Methods: We used data from the Pharmaceutical Assistance Contract for the Elderly database (PACE, n = 49 653, 19 pre‐specified confounders) to assess the association between NSAIDs vs COX‐2 inhibitors and gastrointestinal complications and data from the Medicaid Analytic eXtract database (MAX, n = 886 996, 20 pre‐specified confounders) to assess the association between statins vs no statins and congenital malformations. PACE was analyzed with 50 and 100 additional empirical confounders selected from a high‐dimensional propensity score algorithm. Three techniques were applied to each dataset: (1) 1:1 PSM using a nearest neighbor matching algorithm, (2) FS using 10, 50, and 100 strata ranked by the propensity score distribution of the exposed after deleting observations from non‐overlapping propensity score regions, and (3) CEM using an auto‐coarsening technique.
Our strategy generated 20 analytic datasets. For each analytic dataset, we compared the resulting relative risks (RR) and standard errors (SE) from weighted log binomial models, as well as the numbers of units remaining.
Results: For each PACE dataset, FS resulted in a larger analytic dataset (>90% of the original dataset) and a lower SE than PSM and CEM. The RRs from PSM and FS were similar (indicating a ~10% increase in risk with NSAIDs) and consistent with prior evidence from experimental studies, while CEM resulted in larger effect estimates in all cases (indicating up to a 150% increase in risk).
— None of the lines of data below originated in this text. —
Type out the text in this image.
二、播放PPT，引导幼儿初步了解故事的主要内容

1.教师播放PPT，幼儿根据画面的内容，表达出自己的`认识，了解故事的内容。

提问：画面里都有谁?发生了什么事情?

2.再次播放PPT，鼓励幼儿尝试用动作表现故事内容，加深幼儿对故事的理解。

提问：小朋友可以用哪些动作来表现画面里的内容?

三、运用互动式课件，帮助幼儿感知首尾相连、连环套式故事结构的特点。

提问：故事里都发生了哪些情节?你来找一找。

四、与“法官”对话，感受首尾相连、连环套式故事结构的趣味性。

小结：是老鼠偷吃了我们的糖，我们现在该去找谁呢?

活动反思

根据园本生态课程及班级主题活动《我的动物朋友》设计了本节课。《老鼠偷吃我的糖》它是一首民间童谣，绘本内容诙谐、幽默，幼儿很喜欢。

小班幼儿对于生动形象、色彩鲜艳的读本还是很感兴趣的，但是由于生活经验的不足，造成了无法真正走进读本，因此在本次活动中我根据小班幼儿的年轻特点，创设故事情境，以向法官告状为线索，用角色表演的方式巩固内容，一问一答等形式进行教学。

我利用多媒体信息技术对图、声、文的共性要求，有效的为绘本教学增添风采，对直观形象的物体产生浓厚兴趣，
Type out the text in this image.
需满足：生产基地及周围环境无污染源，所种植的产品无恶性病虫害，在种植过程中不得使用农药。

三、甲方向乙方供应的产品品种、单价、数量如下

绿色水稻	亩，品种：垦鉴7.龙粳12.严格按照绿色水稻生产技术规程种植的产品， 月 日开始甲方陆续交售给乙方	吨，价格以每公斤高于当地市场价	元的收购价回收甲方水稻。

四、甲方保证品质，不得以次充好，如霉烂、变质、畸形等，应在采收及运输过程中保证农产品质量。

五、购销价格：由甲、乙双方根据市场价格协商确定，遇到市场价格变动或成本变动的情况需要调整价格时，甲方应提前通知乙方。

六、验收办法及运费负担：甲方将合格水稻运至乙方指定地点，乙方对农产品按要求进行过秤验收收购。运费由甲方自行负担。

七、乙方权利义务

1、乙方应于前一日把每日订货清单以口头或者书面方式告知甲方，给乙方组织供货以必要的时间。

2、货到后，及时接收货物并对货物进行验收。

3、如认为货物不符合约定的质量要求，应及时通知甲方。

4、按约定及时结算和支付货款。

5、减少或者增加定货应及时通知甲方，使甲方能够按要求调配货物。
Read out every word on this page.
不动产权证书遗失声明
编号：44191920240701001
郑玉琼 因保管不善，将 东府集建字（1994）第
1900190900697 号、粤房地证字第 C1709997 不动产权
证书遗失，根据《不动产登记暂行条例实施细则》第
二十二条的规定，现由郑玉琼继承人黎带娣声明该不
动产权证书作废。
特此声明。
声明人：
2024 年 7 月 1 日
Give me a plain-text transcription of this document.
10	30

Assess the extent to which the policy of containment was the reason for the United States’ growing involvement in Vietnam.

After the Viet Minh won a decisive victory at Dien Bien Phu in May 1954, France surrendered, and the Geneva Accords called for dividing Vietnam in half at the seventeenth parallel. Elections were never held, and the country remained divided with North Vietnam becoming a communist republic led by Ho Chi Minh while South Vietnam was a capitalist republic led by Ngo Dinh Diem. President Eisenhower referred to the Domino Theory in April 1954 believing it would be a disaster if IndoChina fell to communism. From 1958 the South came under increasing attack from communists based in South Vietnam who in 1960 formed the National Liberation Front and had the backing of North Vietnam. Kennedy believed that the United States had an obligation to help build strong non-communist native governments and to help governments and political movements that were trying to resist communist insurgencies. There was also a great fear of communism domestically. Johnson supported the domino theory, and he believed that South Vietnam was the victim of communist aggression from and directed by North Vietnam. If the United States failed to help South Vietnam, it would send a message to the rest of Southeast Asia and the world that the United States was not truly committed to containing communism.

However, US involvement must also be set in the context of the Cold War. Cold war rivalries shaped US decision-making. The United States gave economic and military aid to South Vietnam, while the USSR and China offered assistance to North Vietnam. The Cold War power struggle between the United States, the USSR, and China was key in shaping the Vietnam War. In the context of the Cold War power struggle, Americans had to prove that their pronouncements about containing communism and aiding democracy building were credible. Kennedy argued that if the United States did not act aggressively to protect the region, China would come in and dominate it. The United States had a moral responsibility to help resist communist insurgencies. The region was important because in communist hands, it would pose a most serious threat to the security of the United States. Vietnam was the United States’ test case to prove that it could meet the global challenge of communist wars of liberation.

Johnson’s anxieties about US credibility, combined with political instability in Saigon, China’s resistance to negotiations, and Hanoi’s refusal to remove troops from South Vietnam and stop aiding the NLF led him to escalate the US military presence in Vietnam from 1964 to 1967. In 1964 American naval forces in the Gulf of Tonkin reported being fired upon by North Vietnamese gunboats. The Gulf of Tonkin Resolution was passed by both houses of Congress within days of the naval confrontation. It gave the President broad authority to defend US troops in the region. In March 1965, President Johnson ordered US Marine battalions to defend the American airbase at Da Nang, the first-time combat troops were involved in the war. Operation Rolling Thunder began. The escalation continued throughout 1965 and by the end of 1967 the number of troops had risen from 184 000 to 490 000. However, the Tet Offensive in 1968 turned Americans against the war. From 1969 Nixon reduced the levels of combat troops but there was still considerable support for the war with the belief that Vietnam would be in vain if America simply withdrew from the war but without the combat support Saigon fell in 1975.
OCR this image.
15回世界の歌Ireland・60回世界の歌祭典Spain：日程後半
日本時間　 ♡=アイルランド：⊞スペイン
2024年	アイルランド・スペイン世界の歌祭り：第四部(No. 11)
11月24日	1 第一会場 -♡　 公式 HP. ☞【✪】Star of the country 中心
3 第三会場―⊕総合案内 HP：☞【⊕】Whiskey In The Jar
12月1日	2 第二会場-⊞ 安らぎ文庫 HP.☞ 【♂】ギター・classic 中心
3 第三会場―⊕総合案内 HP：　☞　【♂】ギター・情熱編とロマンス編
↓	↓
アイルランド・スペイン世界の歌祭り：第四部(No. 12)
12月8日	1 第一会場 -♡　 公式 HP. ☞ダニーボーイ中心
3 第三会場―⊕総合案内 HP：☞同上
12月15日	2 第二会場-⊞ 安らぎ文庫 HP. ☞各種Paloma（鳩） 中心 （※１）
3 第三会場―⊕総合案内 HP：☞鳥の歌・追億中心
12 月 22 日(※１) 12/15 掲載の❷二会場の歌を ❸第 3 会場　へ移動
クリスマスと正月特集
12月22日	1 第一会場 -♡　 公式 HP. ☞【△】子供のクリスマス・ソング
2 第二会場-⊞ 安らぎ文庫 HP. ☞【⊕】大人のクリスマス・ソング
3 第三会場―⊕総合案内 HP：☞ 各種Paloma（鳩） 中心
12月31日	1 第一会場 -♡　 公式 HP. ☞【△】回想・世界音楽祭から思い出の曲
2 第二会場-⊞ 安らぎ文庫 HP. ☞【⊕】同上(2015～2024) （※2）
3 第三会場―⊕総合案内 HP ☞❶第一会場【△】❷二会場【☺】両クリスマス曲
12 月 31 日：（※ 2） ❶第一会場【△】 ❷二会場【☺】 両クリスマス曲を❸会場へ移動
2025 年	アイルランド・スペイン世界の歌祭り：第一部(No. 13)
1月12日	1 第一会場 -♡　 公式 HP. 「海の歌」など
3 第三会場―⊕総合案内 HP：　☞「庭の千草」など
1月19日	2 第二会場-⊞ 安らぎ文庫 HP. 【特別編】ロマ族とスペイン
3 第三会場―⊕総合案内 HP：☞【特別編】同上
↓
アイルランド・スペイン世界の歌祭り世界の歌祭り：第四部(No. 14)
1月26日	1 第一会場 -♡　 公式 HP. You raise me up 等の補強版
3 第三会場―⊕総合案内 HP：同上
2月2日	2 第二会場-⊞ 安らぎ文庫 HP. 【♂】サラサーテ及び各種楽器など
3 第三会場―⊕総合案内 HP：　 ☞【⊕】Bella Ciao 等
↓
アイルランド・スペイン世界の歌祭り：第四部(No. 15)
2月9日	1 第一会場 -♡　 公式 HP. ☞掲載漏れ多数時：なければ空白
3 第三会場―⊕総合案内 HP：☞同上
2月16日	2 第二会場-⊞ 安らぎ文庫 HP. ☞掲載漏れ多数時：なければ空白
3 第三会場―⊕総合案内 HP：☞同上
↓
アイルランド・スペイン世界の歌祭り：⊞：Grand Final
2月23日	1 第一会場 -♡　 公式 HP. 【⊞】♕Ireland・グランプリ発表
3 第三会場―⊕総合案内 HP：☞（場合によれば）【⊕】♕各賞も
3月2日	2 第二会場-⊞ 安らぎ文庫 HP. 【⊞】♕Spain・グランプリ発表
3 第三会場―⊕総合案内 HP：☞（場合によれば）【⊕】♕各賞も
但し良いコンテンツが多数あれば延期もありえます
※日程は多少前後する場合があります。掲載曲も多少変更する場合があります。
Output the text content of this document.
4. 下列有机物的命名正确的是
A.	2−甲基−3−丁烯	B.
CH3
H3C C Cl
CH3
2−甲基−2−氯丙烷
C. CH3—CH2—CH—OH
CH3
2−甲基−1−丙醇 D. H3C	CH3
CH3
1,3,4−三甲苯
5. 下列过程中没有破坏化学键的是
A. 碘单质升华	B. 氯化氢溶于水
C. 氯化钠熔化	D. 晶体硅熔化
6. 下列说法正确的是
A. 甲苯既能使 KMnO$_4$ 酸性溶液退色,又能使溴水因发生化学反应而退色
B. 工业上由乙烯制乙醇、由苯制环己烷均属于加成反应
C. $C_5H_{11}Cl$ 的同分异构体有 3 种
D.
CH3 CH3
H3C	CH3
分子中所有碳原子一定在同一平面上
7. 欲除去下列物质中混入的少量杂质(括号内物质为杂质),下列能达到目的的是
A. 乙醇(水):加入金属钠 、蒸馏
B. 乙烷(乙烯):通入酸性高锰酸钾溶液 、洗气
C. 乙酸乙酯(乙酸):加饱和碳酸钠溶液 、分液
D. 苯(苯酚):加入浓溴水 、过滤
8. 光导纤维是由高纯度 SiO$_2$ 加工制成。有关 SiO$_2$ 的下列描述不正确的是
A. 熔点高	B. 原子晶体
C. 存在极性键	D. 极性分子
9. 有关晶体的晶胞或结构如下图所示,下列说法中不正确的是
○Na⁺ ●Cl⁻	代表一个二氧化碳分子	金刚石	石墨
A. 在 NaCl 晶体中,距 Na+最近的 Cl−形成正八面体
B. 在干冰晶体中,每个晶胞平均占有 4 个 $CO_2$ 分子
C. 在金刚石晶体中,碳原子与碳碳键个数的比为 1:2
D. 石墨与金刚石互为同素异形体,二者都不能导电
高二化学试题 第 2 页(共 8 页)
The MAX analyses led to similar findings.
Conclusions: FS was optimal in our analyses due to the high retention of study size and low SEs. CEM appears sub‐optimal for claims data, likely due to the high volume of binary confounders. As next steps, we will explore different coarsening strategies for CEM, and we will generate plasmode‐simulated datasets, which allow for clearer comparisons based on known effect sizes.